Setelah mengumpulkan data, tim melakukan verifikasi data masing-masing konsesi, kemudian menyusun data dan fakta di lapangan, kemudian mengkonfirmasikan temuan tersebut ke masing-masing perusahaan. “Penilaian ini berdasarkan peraturan pemerintah. Ada aturannya, tinggal pelaksanaannya saja,” ujar Bustar.
Berdasarkan data Dinas Tanaman Pangan dan Hortikultura Papua Barat, 14 konsesi telah dibatalkan dan 2 konsesi telah dikurangi luasnya, baik secara administratif maupun operasional. Mulai dari izin usaha, izin pemanfaatan kayu, Hak Guna Usaha (HGU), persoalan kebun inti plasma, lahan gambut, dan kawasan hutan. 8 konsesi lainnya masih dipantau oleh tim kerja.

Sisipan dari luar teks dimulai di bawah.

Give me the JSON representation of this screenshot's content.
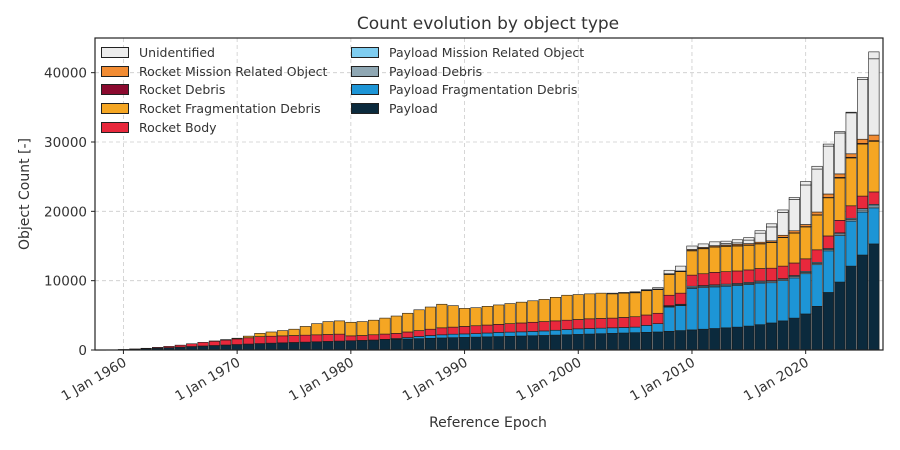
{
  "chart_data": {
    "type": "bar",
    "stacked": true,
    "title": "Count evolution by object type",
    "xlabel": "Reference Epoch",
    "ylabel": "Object Count [-]",
    "ylim": [
      0,
      45000
    ],
    "yticks": [
      0,
      10000,
      20000,
      30000,
      40000
    ],
    "ytick_labels": [
      "0",
      "10000",
      "20000",
      "30000",
      "40000"
    ],
    "xlim": [
      1957.5,
      2026.8
    ],
    "xticks": [
      1960,
      1970,
      1980,
      1990,
      2000,
      2010,
      2020
    ],
    "xtick_labels": [
      "1 Jan 1960",
      "1 Jan 1970",
      "1 Jan 1980",
      "1 Jan 1990",
      "1 Jan 2000",
      "1 Jan 2010",
      "1 Jan 2020"
    ],
    "grid": true,
    "legend_position": "top-left",
    "x": [
      1958,
      1959,
      1960,
      1961,
      1962,
      1963,
      1964,
      1965,
      1966,
      1967,
      1968,
      1969,
      1970,
      1971,
      1972,
      1973,
      1974,
      1975,
      1976,
      1977,
      1978,
      1979,
      1980,
      1981,
      1982,
      1983,
      1984,
      1985,
      1986,
      1987,
      1988,
      1989,
      1990,
      1991,
      1992,
      1993,
      1994,
      1995,
      1996,
      1997,
      1998,
      1999,
      2000,
      2001,
      2002,
      2003,
      2004,
      2005,
      2006,
      2007,
      2008,
      2009,
      2010,
      2011,
      2012,
      2013,
      2014,
      2015,
      2016,
      2017,
      2018,
      2019,
      2020,
      2021,
      2022,
      2023,
      2024,
      2025,
      2026
    ],
    "total": [
      10,
      30,
      70,
      150,
      250,
      380,
      520,
      700,
      900,
      1100,
      1300,
      1500,
      1700,
      2000,
      2400,
      2600,
      2800,
      3000,
      3400,
      3800,
      4100,
      4200,
      4000,
      4100,
      4300,
      4600,
      4900,
      5300,
      5800,
      6200,
      6600,
      6400,
      6000,
      6100,
      6300,
      6500,
      6700,
      6900,
      7100,
      7300,
      7600,
      7900,
      8000,
      8100,
      8200,
      8200,
      8300,
      8400,
      8700,
      9000,
      11500,
      12100,
      15000,
      15300,
      15600,
      15700,
      15900,
      16200,
      17200,
      18200,
      20200,
      22000,
      24300,
      26500,
      29700,
      31500,
      34300,
      39300,
      43000
    ],
    "series": [
      {
        "name": "Payload",
        "color": "#0b2a3d",
        "values": [
          10,
          25,
          60,
          120,
          190,
          270,
          340,
          420,
          500,
          580,
          650,
          720,
          790,
          860,
          930,
          990,
          1040,
          1090,
          1140,
          1190,
          1240,
          1290,
          1340,
          1390,
          1440,
          1490,
          1540,
          1590,
          1640,
          1690,
          1740,
          1780,
          1820,
          1860,
          1900,
          1940,
          1980,
          2020,
          2060,
          2100,
          2150,
          2200,
          2250,
          2300,
          2350,
          2400,
          2450,
          2500,
          2550,
          2600,
          2700,
          2800,
          2900,
          3000,
          3100,
          3200,
          3300,
          3450,
          3650,
          3900,
          4200,
          4600,
          5200,
          6300,
          8300,
          9800,
          12100,
          13700,
          15300
        ]
      },
      {
        "name": "Payload Fragmentation Debris",
        "color": "#1d95d6",
        "values": [
          0,
          0,
          0,
          0,
          0,
          0,
          0,
          0,
          0,
          0,
          0,
          0,
          0,
          0,
          0,
          0,
          0,
          0,
          0,
          0,
          0,
          0,
          0,
          0,
          0,
          50,
          120,
          200,
          320,
          400,
          450,
          500,
          500,
          500,
          550,
          600,
          600,
          600,
          620,
          650,
          700,
          750,
          800,
          800,
          800,
          800,
          800,
          800,
          1000,
          1200,
          3500,
          3600,
          6000,
          6000,
          6000,
          6000,
          6000,
          6000,
          6000,
          5800,
          5800,
          5800,
          5800,
          6000,
          6000,
          6700,
          6500,
          6200,
          5200
        ]
      },
      {
        "name": "Payload Debris",
        "color": "#8fa7b3",
        "values": [
          0,
          0,
          0,
          0,
          0,
          0,
          0,
          0,
          0,
          0,
          0,
          0,
          0,
          0,
          0,
          0,
          0,
          0,
          0,
          0,
          0,
          0,
          0,
          0,
          0,
          0,
          0,
          0,
          0,
          0,
          0,
          0,
          0,
          0,
          0,
          0,
          0,
          0,
          0,
          0,
          0,
          0,
          0,
          0,
          0,
          0,
          0,
          0,
          0,
          0,
          100,
          100,
          150,
          150,
          150,
          150,
          150,
          150,
          150,
          150,
          150,
          200,
          200,
          200,
          200,
          250,
          250,
          300,
          300
        ]
      },
      {
        "name": "Payload Mission Related Object",
        "color": "#7fcdf0",
        "values": [
          0,
          0,
          0,
          0,
          0,
          0,
          0,
          0,
          0,
          0,
          0,
          0,
          0,
          0,
          0,
          0,
          0,
          0,
          0,
          0,
          0,
          0,
          0,
          0,
          0,
          0,
          0,
          0,
          0,
          0,
          0,
          0,
          0,
          0,
          0,
          0,
          0,
          0,
          0,
          0,
          0,
          0,
          0,
          0,
          0,
          0,
          0,
          0,
          0,
          0,
          100,
          100,
          150,
          150,
          150,
          150,
          150,
          150,
          150,
          150,
          150,
          150,
          150,
          150,
          150,
          150,
          150,
          200,
          200
        ]
      },
      {
        "name": "Rocket Body",
        "color": "#e8283c",
        "values": [
          0,
          5,
          10,
          30,
          60,
          110,
          180,
          280,
          400,
          520,
          620,
          720,
          810,
          900,
          1000,
          1000,
          1000,
          1000,
          1000,
          1000,
          1000,
          1000,
          700,
          700,
          760,
          760,
          740,
          810,
          840,
          910,
          1010,
          1020,
          1080,
          1140,
          1150,
          1160,
          1220,
          1280,
          1320,
          1350,
          1350,
          1350,
          1350,
          1400,
          1400,
          1400,
          1450,
          1500,
          1500,
          1500,
          1500,
          1600,
          1600,
          1700,
          1800,
          1800,
          1800,
          1800,
          1800,
          1800,
          1800,
          1800,
          1800,
          1800,
          1800,
          1800,
          1800,
          1800,
          1800
        ]
      },
      {
        "name": "Rocket Fragmentation Debris",
        "color": "#f5a623",
        "values": [
          0,
          0,
          0,
          0,
          0,
          0,
          0,
          0,
          0,
          0,
          30,
          60,
          100,
          240,
          470,
          610,
          760,
          910,
          1260,
          1610,
          1860,
          1910,
          1960,
          2010,
          2100,
          2300,
          2500,
          2700,
          3000,
          3200,
          3400,
          3100,
          2600,
          2600,
          2700,
          2800,
          2900,
          3000,
          3100,
          3200,
          3400,
          3600,
          3600,
          3600,
          3650,
          3500,
          3500,
          3450,
          3500,
          3400,
          3000,
          3100,
          3500,
          3600,
          3650,
          3650,
          3600,
          3550,
          3550,
          3700,
          4100,
          4300,
          4600,
          5000,
          5500,
          6100,
          6900,
          7500,
          7300
        ]
      },
      {
        "name": "Rocket Debris",
        "color": "#8b0a2f",
        "values": [
          0,
          0,
          0,
          0,
          0,
          0,
          0,
          0,
          0,
          0,
          0,
          0,
          0,
          0,
          0,
          0,
          0,
          0,
          0,
          0,
          0,
          0,
          0,
          0,
          0,
          0,
          0,
          0,
          0,
          0,
          0,
          0,
          0,
          0,
          0,
          0,
          0,
          0,
          0,
          0,
          0,
          0,
          0,
          0,
          0,
          0,
          50,
          50,
          50,
          50,
          50,
          50,
          50,
          50,
          50,
          50,
          50,
          50,
          50,
          50,
          50,
          50,
          50,
          50,
          50,
          100,
          100,
          100,
          100
        ]
      },
      {
        "name": "Rocket Mission Related Object",
        "color": "#f28c33",
        "values": [
          0,
          0,
          0,
          0,
          0,
          0,
          0,
          0,
          0,
          0,
          0,
          0,
          0,
          0,
          0,
          0,
          0,
          0,
          0,
          0,
          0,
          0,
          0,
          0,
          0,
          0,
          0,
          0,
          0,
          0,
          0,
          0,
          0,
          0,
          0,
          0,
          0,
          0,
          0,
          0,
          0,
          0,
          0,
          0,
          0,
          0,
          0,
          50,
          50,
          50,
          50,
          50,
          150,
          150,
          150,
          150,
          200,
          200,
          200,
          200,
          300,
          300,
          300,
          400,
          500,
          500,
          500,
          600,
          800
        ]
      },
      {
        "name": "Unidentified",
        "color": "#ececec",
        "values": [
          0,
          0,
          0,
          0,
          0,
          0,
          0,
          0,
          0,
          0,
          0,
          0,
          0,
          0,
          0,
          0,
          0,
          0,
          0,
          0,
          0,
          0,
          0,
          0,
          0,
          0,
          0,
          0,
          0,
          0,
          0,
          0,
          0,
          0,
          0,
          0,
          0,
          0,
          0,
          0,
          0,
          0,
          0,
          0,
          0,
          100,
          50,
          0,
          0,
          0,
          0,
          0,
          0,
          0,
          0,
          200,
          200,
          500,
          1300,
          2000,
          3300,
          4500,
          5700,
          6200,
          6900,
          5900,
          5900,
          8600,
          11000
        ]
      }
    ],
    "legend_order": [
      "Unidentified",
      "Rocket Mission Related Object",
      "Rocket Debris",
      "Rocket Fragmentation Debris",
      "Rocket Body",
      "Payload Mission Related Object",
      "Payload Debris",
      "Payload Fragmentation Debris",
      "Payload"
    ]
  }
}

Menyampaikan data KPK, Bustar mengatakan, lebih dari 650 ribu hektare konsesi dan 70 ribu hektare telah ditanami sawit, diindikasikan baru 17 ribu hektare yang membayar pajak. “Data ini menunjukkan adanya potensi tax loss. Padahal bisa kita manfaatkan untuk kesejahteraan masyarakat selain menambah pendapatan daerah,” jelas Bustar.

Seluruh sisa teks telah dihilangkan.